There is a widespread need for improving the accuracy of sample measurement systems such as those enabling e.g. a diabetes sufferer to know their blood sugar levels—i.e. the concentration of glucose in their blood.
Existing sample measurement systems use a measurement device which receives and takes measurement readings from a sampling plate spotted with a blood sample from a user. The sampling plate is often rectangular and is end-loaded with the blood sample. The blood sample, once loaded, is usually drawn into a sample zone having a number of sampling zones from which measurements are taken by the system.
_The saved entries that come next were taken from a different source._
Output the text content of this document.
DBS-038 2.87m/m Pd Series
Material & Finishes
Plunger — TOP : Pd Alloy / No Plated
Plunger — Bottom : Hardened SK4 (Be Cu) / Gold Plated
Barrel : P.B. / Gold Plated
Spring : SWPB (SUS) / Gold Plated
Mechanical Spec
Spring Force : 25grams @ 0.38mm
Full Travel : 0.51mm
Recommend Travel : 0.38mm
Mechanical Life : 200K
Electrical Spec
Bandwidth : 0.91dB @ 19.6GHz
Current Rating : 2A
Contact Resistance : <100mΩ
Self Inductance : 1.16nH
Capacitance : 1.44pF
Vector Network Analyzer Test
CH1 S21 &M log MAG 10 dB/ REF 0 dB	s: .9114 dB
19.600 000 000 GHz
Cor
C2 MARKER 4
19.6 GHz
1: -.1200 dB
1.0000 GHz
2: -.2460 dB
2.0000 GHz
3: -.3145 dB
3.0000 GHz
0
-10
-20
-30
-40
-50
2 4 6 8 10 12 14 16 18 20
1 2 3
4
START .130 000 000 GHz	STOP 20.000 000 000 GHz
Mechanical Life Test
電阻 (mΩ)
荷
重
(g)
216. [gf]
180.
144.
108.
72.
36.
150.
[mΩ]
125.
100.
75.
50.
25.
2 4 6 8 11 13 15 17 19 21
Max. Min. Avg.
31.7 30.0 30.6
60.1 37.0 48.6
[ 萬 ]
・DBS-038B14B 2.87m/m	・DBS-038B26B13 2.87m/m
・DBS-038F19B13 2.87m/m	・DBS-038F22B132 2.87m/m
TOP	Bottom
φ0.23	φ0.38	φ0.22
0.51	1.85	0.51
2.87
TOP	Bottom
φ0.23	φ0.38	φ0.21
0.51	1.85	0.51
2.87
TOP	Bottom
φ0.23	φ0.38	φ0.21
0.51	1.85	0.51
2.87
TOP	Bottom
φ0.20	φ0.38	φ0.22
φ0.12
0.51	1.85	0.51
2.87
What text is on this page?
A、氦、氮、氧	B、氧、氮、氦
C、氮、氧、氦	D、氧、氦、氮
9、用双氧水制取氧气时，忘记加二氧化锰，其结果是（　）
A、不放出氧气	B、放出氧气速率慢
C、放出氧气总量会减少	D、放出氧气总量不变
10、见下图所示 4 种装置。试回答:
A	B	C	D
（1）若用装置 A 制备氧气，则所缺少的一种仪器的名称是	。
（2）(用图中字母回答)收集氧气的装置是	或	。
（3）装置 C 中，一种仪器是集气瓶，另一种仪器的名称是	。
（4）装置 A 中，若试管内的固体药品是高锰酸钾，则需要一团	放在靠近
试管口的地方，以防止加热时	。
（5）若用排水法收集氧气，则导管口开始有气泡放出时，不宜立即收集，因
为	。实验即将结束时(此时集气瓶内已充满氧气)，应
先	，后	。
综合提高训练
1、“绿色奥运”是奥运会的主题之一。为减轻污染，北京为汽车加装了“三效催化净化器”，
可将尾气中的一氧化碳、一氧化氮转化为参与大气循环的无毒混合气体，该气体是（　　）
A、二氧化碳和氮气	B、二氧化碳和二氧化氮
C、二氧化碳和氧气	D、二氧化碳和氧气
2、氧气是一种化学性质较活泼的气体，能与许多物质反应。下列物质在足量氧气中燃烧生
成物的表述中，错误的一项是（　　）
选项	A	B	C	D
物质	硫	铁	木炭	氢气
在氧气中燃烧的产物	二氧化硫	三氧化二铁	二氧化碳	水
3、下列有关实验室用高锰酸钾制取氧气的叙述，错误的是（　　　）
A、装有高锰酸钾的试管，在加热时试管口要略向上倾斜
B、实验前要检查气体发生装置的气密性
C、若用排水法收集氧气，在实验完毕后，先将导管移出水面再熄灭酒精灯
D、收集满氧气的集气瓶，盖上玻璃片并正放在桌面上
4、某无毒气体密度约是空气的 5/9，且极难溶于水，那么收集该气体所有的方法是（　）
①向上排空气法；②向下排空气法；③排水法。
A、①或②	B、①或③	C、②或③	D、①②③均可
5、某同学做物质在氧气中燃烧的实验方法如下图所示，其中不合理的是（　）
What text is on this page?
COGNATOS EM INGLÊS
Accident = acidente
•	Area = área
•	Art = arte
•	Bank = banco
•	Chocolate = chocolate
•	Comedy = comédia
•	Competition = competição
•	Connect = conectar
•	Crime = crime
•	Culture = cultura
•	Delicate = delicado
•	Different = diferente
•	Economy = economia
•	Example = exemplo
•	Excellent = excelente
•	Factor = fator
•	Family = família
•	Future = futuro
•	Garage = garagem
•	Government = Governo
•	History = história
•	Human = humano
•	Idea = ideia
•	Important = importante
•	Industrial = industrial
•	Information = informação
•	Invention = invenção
Each sampling zone typically has its own particular contents. For example, the first sampling zone may have a glucose oxidase deposit within it, a second deposit comprising a mixture of glucose oxidase and a predetermined amount of glucose, while a third sampling zone may contain no deposit. As the blood sample is drawn over all three sampling zones, chemical reactions occur with the deposits in each sampling zone, resulting in discrete electrolytes. Each sampling zone bridges a corresponding pair of electrodes. A potential difference is established across each sampling zone, via the electrodes, when the sampling plate is inserted into an operating measurement device. Electric current readings for each sampling zone then provide measurements necessary to assess the blood sugar (glucose) levels. For instance, the first sampling zone may give the primary measurement, whereas the second sampling zone may provide a degree of calibration since a known quantity of glucose was already present there. The third zone may give a final check by accounting for the non-glucose contribution to the measurements in the first and second sampling zones.
However, in spite of these calibrations and final checks, error margins in such blood glucose readings are still high. Indeed, blood glucose levels are strongly influenced by the fluctuating and transient glucose levels in the plasma of the blood sample, which may not be representative of the long-term blood glucose levels of the patient and may, rather, simply indicate a recent transient rise or drop in blood glucose levels within the blood plasma of the patient e.g. due to recent food consumption of other short-term environmental factors.
The present invention aims to address this.
Blood plasma is the liquid component of blood in which the blood cells in whole blood are normally suspended. Blood plasma typically constitutes about 55% of the total volume of the blood. It is the extracellular fluid part of blood and is mostly water but contains dissolved glucose and other contents.
The volume percentage of red blood cells in blood is known as the haematocrit (HCT). Other terms for this are the packed cell volume (PCV) or erythrocyte volume fraction (EVF). Haematocrit is normally about 45% for men and 40% for women. The haematocrit is typically calculated by multiplying the red blood cell count in a blood sample by the average cell volume, then dividing the result by the whole blood sample volume.
Glycated haemoglobin (a.k.a. haemoglobin A1c, HbA1c, or just A1c) is a form of haemoglobin measured primarily to identify the average plasma glucose concentration over prolonged periods of time. It is formed in a non-enzymatic glycation pathway by hemoglobin's exposure to plasma glucose. Normal levels of glucose produce a normal amount of glycated hemoglobin. As the average amount of plasma glucose increases, the fraction of glycated hemoglobin increases. This serves as a marker for average blood glucose levels over the previous months prior to the measurement. Liquid chromatography and capillary electrophoresis are two ways of measuring glycated haemoglobin (HbA1c). Both methods are complex, expensive and wholly unsuited for easy and simple implementation by a patient.